In this regard, Mr. Williams said ACCA will intensify its capacity building efforts to ensure that most accountants in the private and public sector get familiar with the IFRS.
“Capacity building is our major problem now, but we intend to bridge this gap through frequent sensitisation workshops as we push to adopt the new accounting standard.
“From next year, ACCA plans to go into the rural areas to update District Chief Executives (DCEs) on the project,” he said.
Mr. Williams was speaking at a media round-table discussion for the visit of ACCA’s global President, Professor Barry Cooper, to the country to familiarise with ACCA executives and members.

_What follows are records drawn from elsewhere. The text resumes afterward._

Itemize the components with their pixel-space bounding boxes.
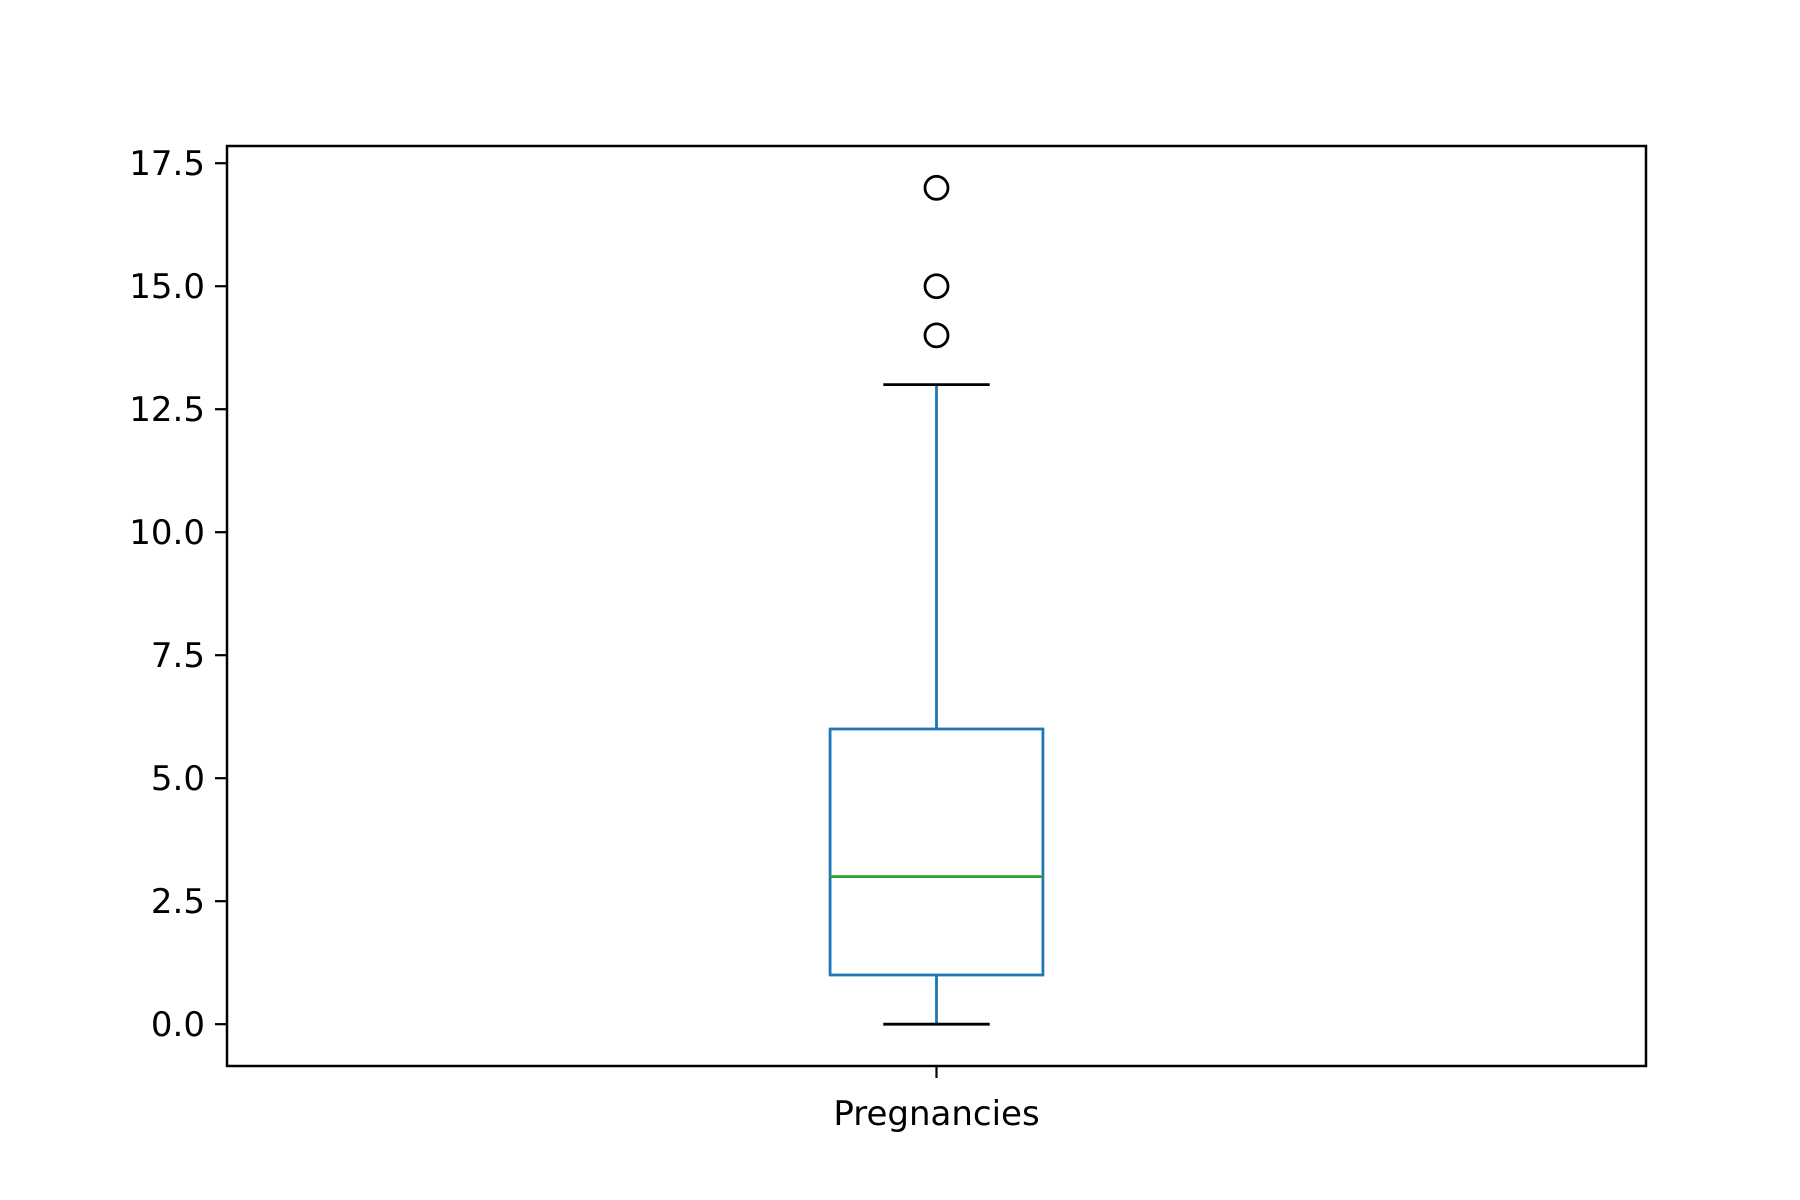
y-tick-label: 7.5	[151, 636, 205, 676]
y-tick-label: 17.5	[129, 144, 205, 184]
iqr-box	[828, 727, 1045, 977]
chart-marks	[828, 174, 1045, 1026]
x-tick-label: Pregnancies	[833, 1094, 1039, 1134]
outlier-point	[923, 273, 950, 300]
y-tick-label: 2.5	[151, 882, 205, 922]
axis-ticks: 0.0 2.5 5.0 7.5 10.0 12.5 15.0 17.5 Pregnancies	[129, 144, 1039, 1134]
y-tick-label: 10.0	[129, 513, 205, 553]
y-tick-label: 5.0	[151, 759, 205, 799]
y-tick-label: 0.0	[151, 1005, 205, 1045]
plot-area-frame	[225, 144, 1648, 1068]
y-tick-label: 15.0	[129, 267, 205, 307]
y-tick-label: 12.5	[129, 390, 205, 430]
outlier-point	[923, 174, 950, 201]
outlier-point	[923, 322, 950, 349]
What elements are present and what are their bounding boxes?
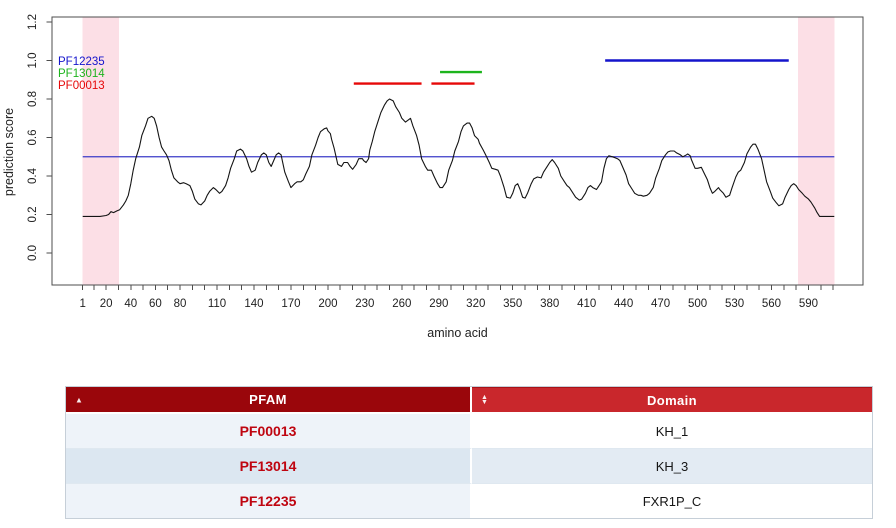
y-tick-label: 0.0	[27, 245, 39, 261]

International Financial Reporting Standards (IFRS) has been designed as a common global language for business affairs to ensure that accounts prepared are understandable and comparable across international boundaries.
The new standards have been introduced due to growing international shareholding and trade, and are particularly important for companies that have dealings in several countries.
Professor Barry Cooper, global President of ACCA, said the outfit continues to play a significant role in development of the country’s economy through the provision of chartered accountants with strong financial backgrounds.
“The contribution and significance of ACCA products should not be underestimated considering the strong economic potential of the country.
He said the country is better-positioned to develop its potentials due to the favourable economic stability, and ACCA is committed toward achieving the aim through financial accounting contributions as well as strong collaborations and relationships.
“There is great demand for accountants, for which ACCA is willing to partner the country in developing and training professional accountants as a way of contributing toward economic development of the country.
“ACCA will continue to support accounting students in the country by providing readily available resources and materials as well as subsidies,” Prof. Cooper noted.
ACCA is the global body for professional accountants and aims at offering business-relevant, first-choice qualifications to people of application, ability and ambition around the world who seek a rewarding career in accountancy, finance and management.
The Association currently supports 154,000 members and 432,000 students in 170 countries, helping them to develop successful careers in accounting and business with the skills needed by employers.
It also seeks to enhance the public value of accounting in society through international research, and takes a progressive stance on global issues to ensure accountancy as a profession continues to grow in reputation and influence.